ROMA – Generazione “mille euro” a rischio povertà, chi guadagna poco oggi, avrà un reddito ancora inferiore in vecchiaia.  L’allarme arriva da una ricerca del Censis per Unipol, presentata oggi a Roma nel corso del convegno “Welfare, italia. Laboratorio per le nuove politiche sociali”. Secondo l’indagine il 42% dei lavoratori dipendenti tra i 25 e 34 anni andrà in pensione intorno al 2050 con meno di mille euro al mese. Attualmente i lavoratori in questa fascia di età che guadagnano meno di mille euro sono il 31,9%, questo significa che in molti si troveranno ad avere una pensione pubblica inferiore al reddito che avevano a inizio carriera. Non solo, ma questa previsione riguarda quelli “più fortunati”, cioè i 4 milioni di giovani ben inseriti nel mercato del lavoro, con contratti standard. Fuori dal conteggio restano, infatti, i giovani autonomi o con contratti atipici, che sono circa un milione e i 2 milioni di ragazzi che non studiano né lavorano.
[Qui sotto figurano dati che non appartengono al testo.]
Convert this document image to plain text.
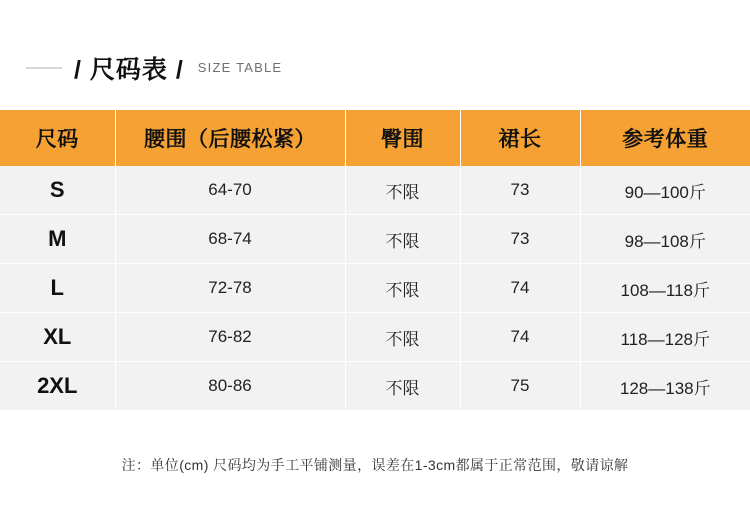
/ 尺码表 / SIZE TABLE
尺码	腰围（后腰松紧）	臀围	裙长	参考体重
S	64-70	不限	73	90—100斤
M	68-74	不限	73	98—108斤
L	72-78	不限	74	108—118斤
XL	76-82	不限	74	118—128斤
2XL	80-86	不限	75	128—138斤
注：单位(cm) 尺码均为手工平铺测量，误差在1-3cm都属于正常范围，敬请谅解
“Negli ultimi tempi il dibattito sulle pensioni si è sterilizzato-sottolinea la ricerca- perché i conti degli enti previdenziali sono stati rimessi in ordine. Ma a soffrire in futuro saranno i conti delle famiglie: quanti oggi possono dire con serenità: mi godrò la pensione?”. L’Italia è infatti uno dei paesi più vecchi e longevi al mondo. Nel 2030 gli anziani over 64 saranno più del 265  della popolazione totale: ci saranno 4 milioni di persone non attive in più e 2 milioni di attivi in meno. Per questo, aggiungono i ricercatori, “il sistema pensionistico dovrà confrontarsi con seri problemi di compatibilità ed equità”. “Se le riforme delle pensioni negli anni ’90 hanno garantito la sostenibilità a medio termine- si legge nell’indagine-. Oggi preoccupa il costo sociale della riduzione delle tutele per le generazioni future”. A fronte di un tasso di sostituzione del 72,7% calcolato per il 2010, nel 2040 i lavoratori dipendenti beneficeranno di una pensione pari a poco più del 60% dell’ultima retribuzione (andando in pensione a 67 anni con 37 anni di contributi) mentre gli autonomi vedranno ridursi il tasso fino a meno del 40% (a 68 anni con 38 anni di contributi).